What happens when a state law contradicts a U.S. federal law?

When State and Federal Laws Collide: Marijuana Legalization

As we saw earlier, the federal government can enforce the doctrine of pre-emption, but it doesn't exercise its full power in every case. In California, where medical marijuana is legal, the federal government has taken a different tack.

California legalized medical marijuana in 2003, and the state's marijuana facilities have had a rocky relationship with the federal government, especially beginning in the fall of 2011 [sources: NORML, Rondoni]. Dispensaries in California have been subject to federal raids, though in most cases there haven't been any arrests -- instead, the government seizes and destroys the business owner's plants and sometimes shuts the businesses down completely [source: Ifill].

In an interesting twist, the city of Oakland, Calif. sued the federal government for trying to close the largest medical marijuana facility in the country (which happens to be based in Oakland) [source: Romney]. This case is still unresolved, but if Oakland wins, it could set a precedent protecting California's medical marijuana businesses from federal raids [source: Rondoni].

In Colorado, dispensaries and other medical marijuana businesses have been subject to raids and audits conducted under federal law [source: Chun].

If the federal government's recent treatment of medical marijuana facilities is any indication, Colorado's and Washington's marijuana businesses can expect some legal trouble. When it comes to full-on marijuana legalization in Colorado and Washington, the DEA isn't sure what it's going to do yet. Both new laws will be effect by early 2013 and both states have asked the U.S. Dept. of Justice for guidance where the state laws conflict with federal drug law [source: Associated Press]. In Dec. 2012, President Barack Obama stated that the federal government won't go after recreational marijuana users in these states due to limited resources. But the Dept. of Justice is waiting to see what regulations the two states adopt for implementing the ballot initiatives before taking any action [source: Yost].

One big difference between medical marijuana and outright legalization is that there's more of an opportunity for big business to get involved. There are rumors that big tobacco companies like Philip Morris have already snatched up warehouse space in Colorado (though the company denies it) [source: Dokoupil]. This wouldn't be the first time that Philip Morris tried to get in on the pot business. Back in 1993, France was considering legalization, and the company reserved a trademark for the brand name "Marley" [source: NPR]. If big business backs marijuana legalization, it could be potentially game-changing, since unlike small-scale growers and producers, a company like Philip Morris has the money and lobbying power to influence politicians on a federal level.

Author's Note: What happens when a state law contradicts a U.S. federal law?

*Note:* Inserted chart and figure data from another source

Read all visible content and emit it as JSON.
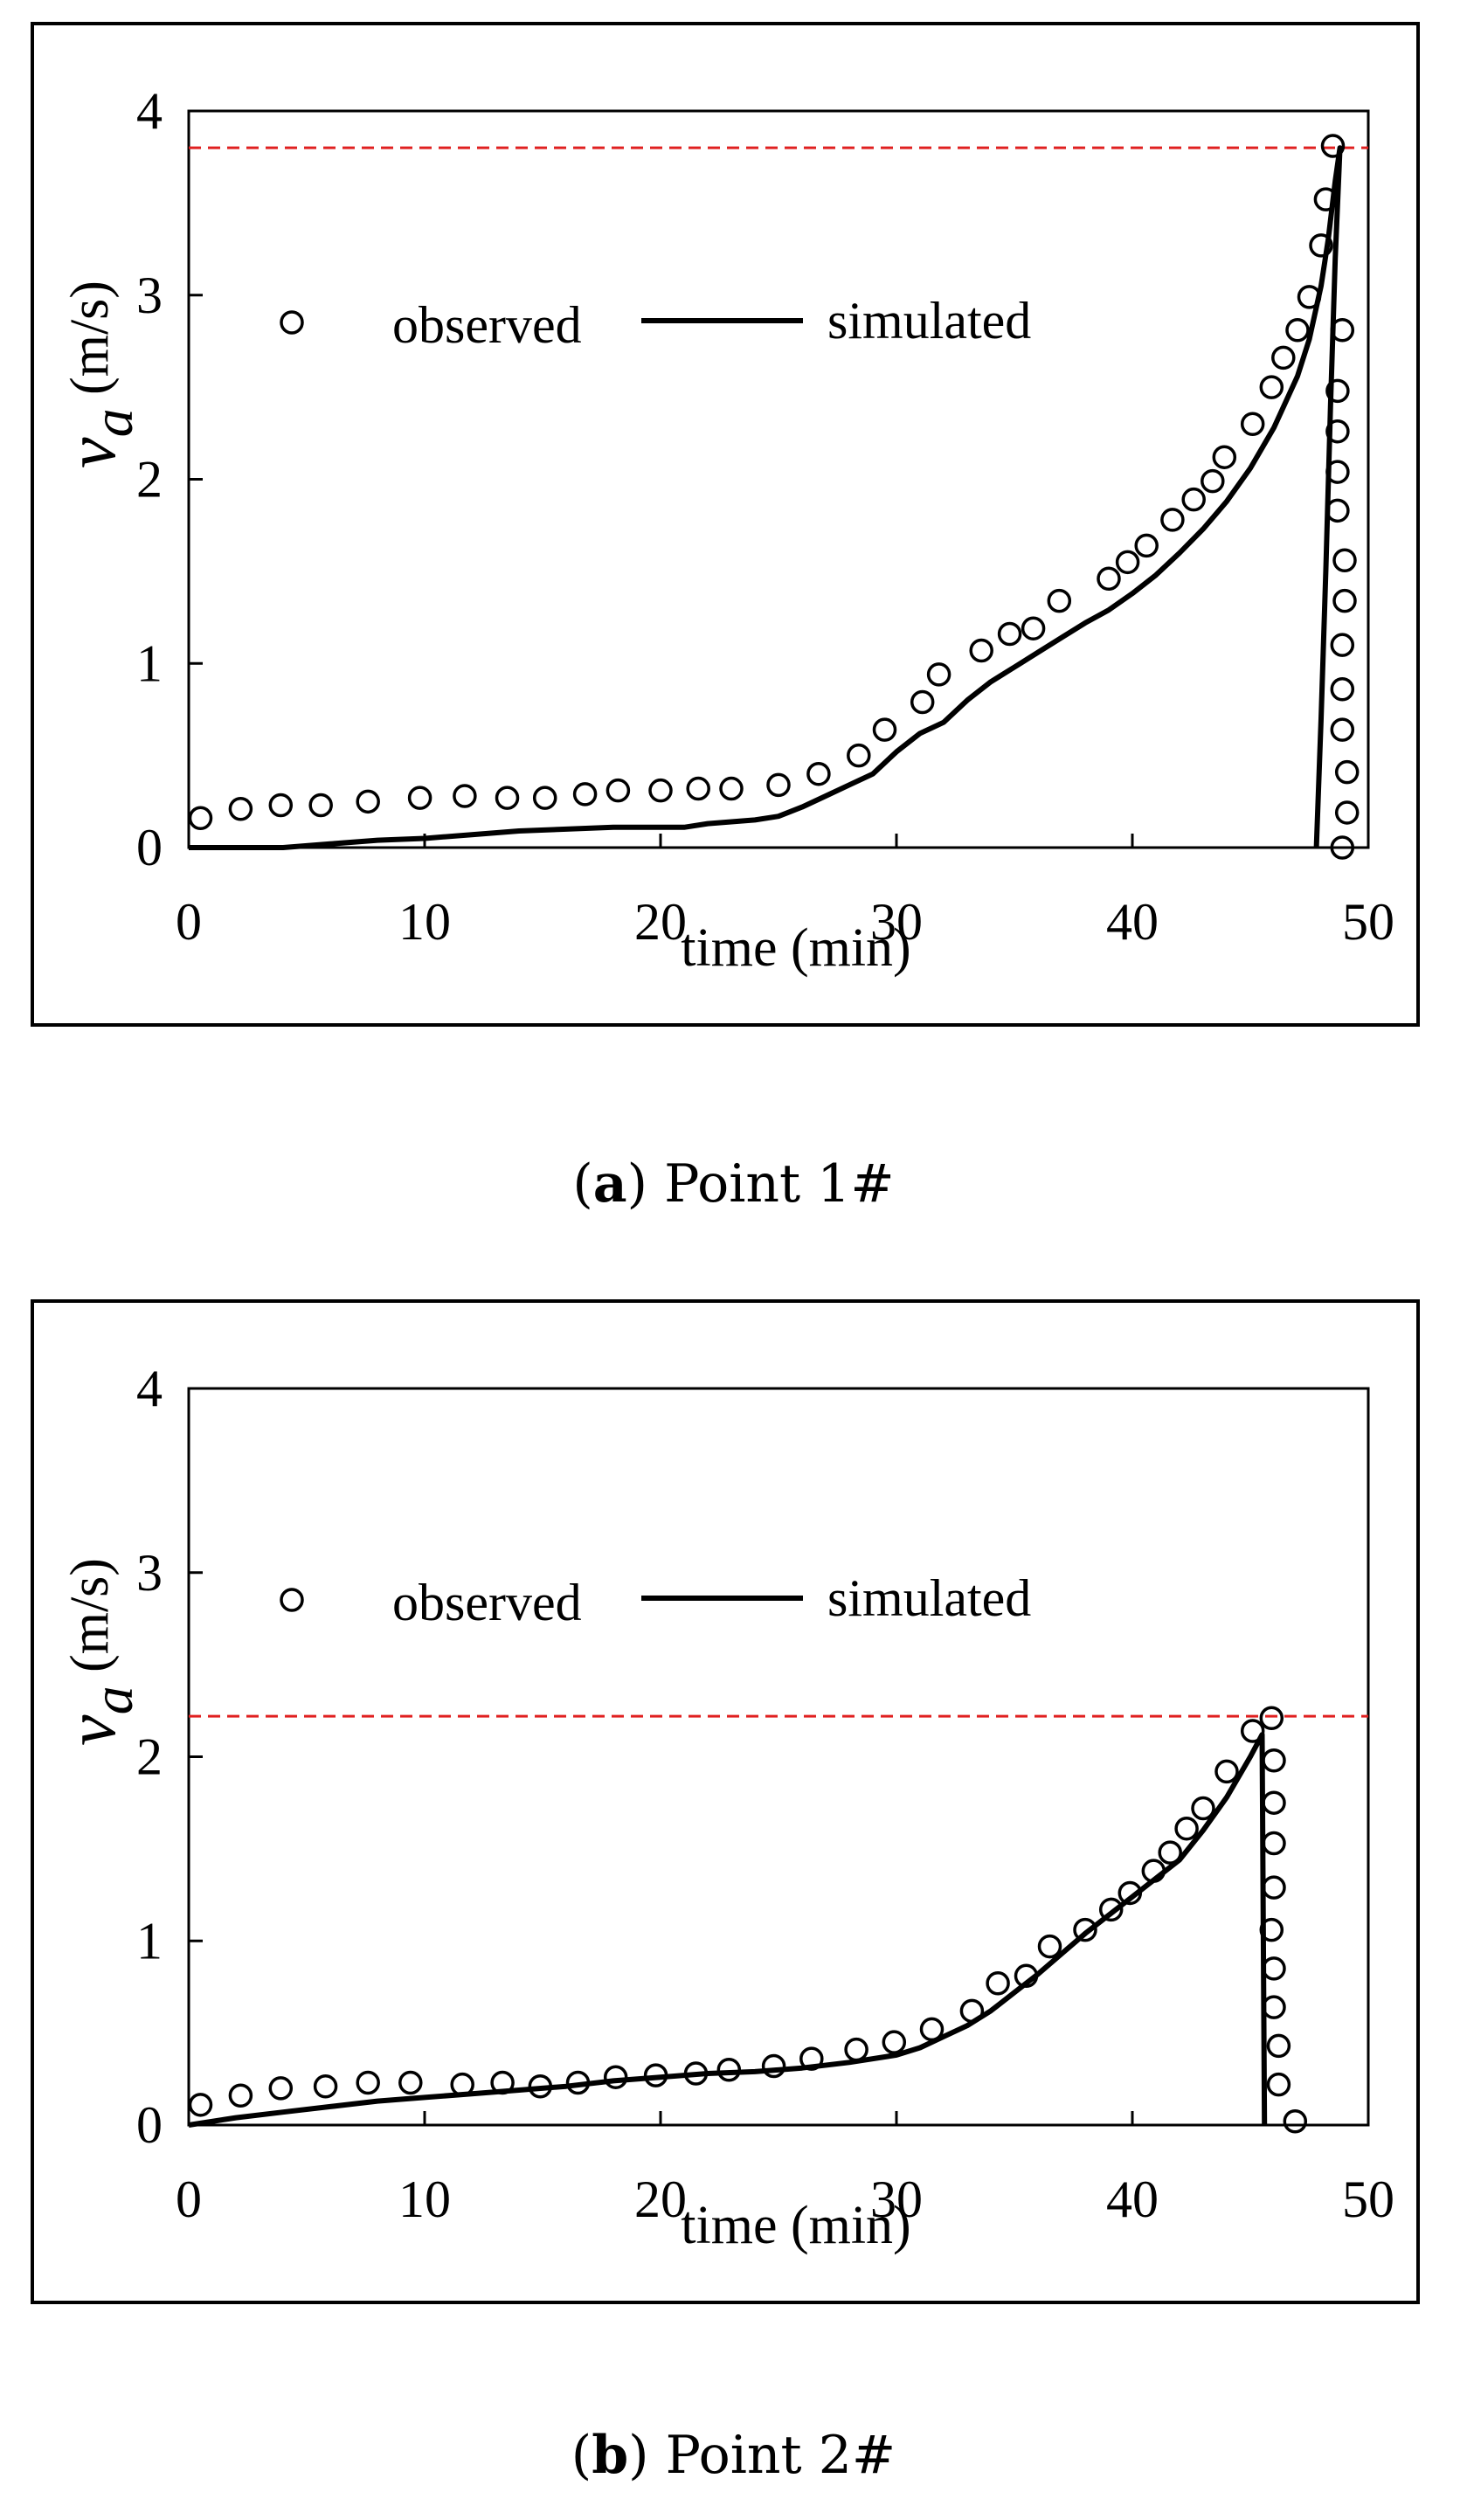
{
  "chart_data": [
    {
      "id": "a",
      "type": "scatter",
      "caption": {
        "open": "(",
        "tag": "a",
        "close": ")",
        "text": " Point 1#"
      },
      "xlabel": "time (min)",
      "ylabel_symbol": "v",
      "ylabel_sub": "a",
      "ylabel_unit": " (m/s)",
      "xlim": [
        0,
        50
      ],
      "ylim": [
        0,
        4
      ],
      "xticks": [
        0,
        10,
        20,
        30,
        40,
        50
      ],
      "yticks": [
        0,
        1,
        2,
        3,
        4
      ],
      "reference_line": {
        "y": 3.8,
        "color": "#e02020",
        "style": "dashed"
      },
      "legend": {
        "observed": "observed",
        "simulated": "simulated"
      },
      "series": [
        {
          "name": "observed",
          "marker": "open-circle",
          "points": [
            [
              0.5,
              0.16
            ],
            [
              2.2,
              0.21
            ],
            [
              3.9,
              0.23
            ],
            [
              5.6,
              0.23
            ],
            [
              7.6,
              0.25
            ],
            [
              9.8,
              0.27
            ],
            [
              11.7,
              0.28
            ],
            [
              13.5,
              0.27
            ],
            [
              15.1,
              0.27
            ],
            [
              16.8,
              0.29
            ],
            [
              18.2,
              0.31
            ],
            [
              20.0,
              0.31
            ],
            [
              21.6,
              0.32
            ],
            [
              23.0,
              0.32
            ],
            [
              25.0,
              0.34
            ],
            [
              26.7,
              0.4
            ],
            [
              28.4,
              0.5
            ],
            [
              29.5,
              0.64
            ],
            [
              31.1,
              0.79
            ],
            [
              31.8,
              0.94
            ],
            [
              33.6,
              1.07
            ],
            [
              34.8,
              1.16
            ],
            [
              35.8,
              1.19
            ],
            [
              36.9,
              1.34
            ],
            [
              39.0,
              1.46
            ],
            [
              39.8,
              1.55
            ],
            [
              40.6,
              1.64
            ],
            [
              41.7,
              1.78
            ],
            [
              42.6,
              1.89
            ],
            [
              43.4,
              1.99
            ],
            [
              43.9,
              2.12
            ],
            [
              45.1,
              2.3
            ],
            [
              45.9,
              2.5
            ],
            [
              46.4,
              2.66
            ],
            [
              47.0,
              2.81
            ],
            [
              47.5,
              2.99
            ],
            [
              48.0,
              3.27
            ],
            [
              48.2,
              3.52
            ],
            [
              48.5,
              3.81
            ],
            [
              48.9,
              2.81
            ],
            [
              48.7,
              2.48
            ],
            [
              48.7,
              2.26
            ],
            [
              48.7,
              2.04
            ],
            [
              48.7,
              1.83
            ],
            [
              49.0,
              1.56
            ],
            [
              49.0,
              1.34
            ],
            [
              48.9,
              1.1
            ],
            [
              48.9,
              0.86
            ],
            [
              48.9,
              0.64
            ],
            [
              49.1,
              0.41
            ],
            [
              49.1,
              0.19
            ],
            [
              48.9,
              0.0
            ]
          ]
        },
        {
          "name": "simulated",
          "style": "line",
          "points": [
            [
              0,
              0.0
            ],
            [
              2,
              0.0
            ],
            [
              4,
              0.0
            ],
            [
              6,
              0.02
            ],
            [
              8,
              0.04
            ],
            [
              10,
              0.05
            ],
            [
              12,
              0.07
            ],
            [
              14,
              0.09
            ],
            [
              16,
              0.1
            ],
            [
              18,
              0.11
            ],
            [
              20,
              0.11
            ],
            [
              21,
              0.11
            ],
            [
              22,
              0.13
            ],
            [
              24,
              0.15
            ],
            [
              25,
              0.17
            ],
            [
              26,
              0.22
            ],
            [
              27,
              0.28
            ],
            [
              28,
              0.34
            ],
            [
              29,
              0.4
            ],
            [
              30,
              0.52
            ],
            [
              31,
              0.62
            ],
            [
              32,
              0.68
            ],
            [
              33,
              0.8
            ],
            [
              34,
              0.9
            ],
            [
              35,
              0.98
            ],
            [
              36,
              1.06
            ],
            [
              37,
              1.14
            ],
            [
              38,
              1.22
            ],
            [
              39,
              1.29
            ],
            [
              40,
              1.38
            ],
            [
              41,
              1.48
            ],
            [
              42,
              1.6
            ],
            [
              43,
              1.73
            ],
            [
              44,
              1.88
            ],
            [
              45,
              2.06
            ],
            [
              46,
              2.28
            ],
            [
              47,
              2.56
            ],
            [
              47.5,
              2.76
            ],
            [
              48,
              3.05
            ],
            [
              48.3,
              3.3
            ],
            [
              48.6,
              3.62
            ],
            [
              48.8,
              3.8
            ],
            [
              48.6,
              3.2
            ],
            [
              48.4,
              2.4
            ],
            [
              48.2,
              1.5
            ],
            [
              48.0,
              0.7
            ],
            [
              47.8,
              0.0
            ]
          ]
        }
      ]
    },
    {
      "id": "b",
      "type": "scatter",
      "caption": {
        "open": "(",
        "tag": "b",
        "close": ")",
        "text": " Point 2#"
      },
      "xlabel": "time (min)",
      "ylabel_symbol": "v",
      "ylabel_sub": "a",
      "ylabel_unit": " (m/s)",
      "xlim": [
        0,
        50
      ],
      "ylim": [
        0,
        4
      ],
      "xticks": [
        0,
        10,
        20,
        30,
        40,
        50
      ],
      "yticks": [
        0,
        1,
        2,
        3,
        4
      ],
      "reference_line": {
        "y": 2.22,
        "color": "#e02020",
        "style": "dashed"
      },
      "legend": {
        "observed": "observed",
        "simulated": "simulated"
      },
      "series": [
        {
          "name": "observed",
          "marker": "open-circle",
          "points": [
            [
              0.5,
              0.11
            ],
            [
              2.2,
              0.16
            ],
            [
              3.9,
              0.2
            ],
            [
              5.8,
              0.21
            ],
            [
              7.6,
              0.23
            ],
            [
              9.4,
              0.23
            ],
            [
              11.6,
              0.22
            ],
            [
              13.3,
              0.23
            ],
            [
              14.9,
              0.21
            ],
            [
              16.5,
              0.23
            ],
            [
              18.1,
              0.26
            ],
            [
              19.8,
              0.27
            ],
            [
              21.5,
              0.28
            ],
            [
              22.9,
              0.3
            ],
            [
              24.8,
              0.32
            ],
            [
              26.4,
              0.36
            ],
            [
              28.3,
              0.41
            ],
            [
              29.9,
              0.45
            ],
            [
              31.5,
              0.52
            ],
            [
              33.2,
              0.62
            ],
            [
              34.3,
              0.77
            ],
            [
              35.5,
              0.81
            ],
            [
              36.5,
              0.97
            ],
            [
              38.0,
              1.06
            ],
            [
              39.1,
              1.17
            ],
            [
              39.9,
              1.26
            ],
            [
              40.9,
              1.38
            ],
            [
              41.6,
              1.48
            ],
            [
              42.3,
              1.61
            ],
            [
              43.0,
              1.72
            ],
            [
              44.0,
              1.92
            ],
            [
              45.1,
              2.14
            ],
            [
              45.9,
              2.21
            ],
            [
              46.0,
              1.98
            ],
            [
              46.0,
              1.75
            ],
            [
              46.0,
              1.53
            ],
            [
              46.0,
              1.29
            ],
            [
              45.9,
              1.06
            ],
            [
              46.0,
              0.85
            ],
            [
              46.0,
              0.64
            ],
            [
              46.2,
              0.43
            ],
            [
              46.2,
              0.22
            ],
            [
              46.9,
              0.02
            ]
          ]
        },
        {
          "name": "simulated",
          "style": "line",
          "points": [
            [
              0,
              0.0
            ],
            [
              2,
              0.04
            ],
            [
              4,
              0.07
            ],
            [
              6,
              0.1
            ],
            [
              8,
              0.13
            ],
            [
              10,
              0.15
            ],
            [
              12,
              0.17
            ],
            [
              14,
              0.19
            ],
            [
              16,
              0.21
            ],
            [
              18,
              0.24
            ],
            [
              20,
              0.26
            ],
            [
              22,
              0.28
            ],
            [
              24,
              0.29
            ],
            [
              26,
              0.31
            ],
            [
              28,
              0.34
            ],
            [
              30,
              0.38
            ],
            [
              31,
              0.42
            ],
            [
              32,
              0.48
            ],
            [
              33,
              0.54
            ],
            [
              34,
              0.62
            ],
            [
              35,
              0.72
            ],
            [
              36,
              0.82
            ],
            [
              37,
              0.93
            ],
            [
              38,
              1.04
            ],
            [
              39,
              1.14
            ],
            [
              40,
              1.24
            ],
            [
              41,
              1.34
            ],
            [
              42,
              1.44
            ],
            [
              43,
              1.6
            ],
            [
              44,
              1.78
            ],
            [
              45,
              2.0
            ],
            [
              45.5,
              2.12
            ],
            [
              45.6,
              0.0
            ]
          ]
        }
      ]
    }
  ]
}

This was a fascinating topic to research! I have to admit that in the case of Colorado and Washington legalizing marijuana, I'm rooting for the states. Marijuana prohibition has always struck me as a waste of law enforcement's time and resources. Instead of busting college kids for smoking a joint, police could be out fighting violent crime, and states could earn some much-needed extra revenue. The federal government could even tax this multi-billion dollar industry, which makes a lot of sense at a time that we are so worried about the deficit. Instead of spending money, we could be making money. It just feels like ending marijuana prohibition could be a win-win, and I'm hoping that Washington and Colorado will get a chance to demonstrate that.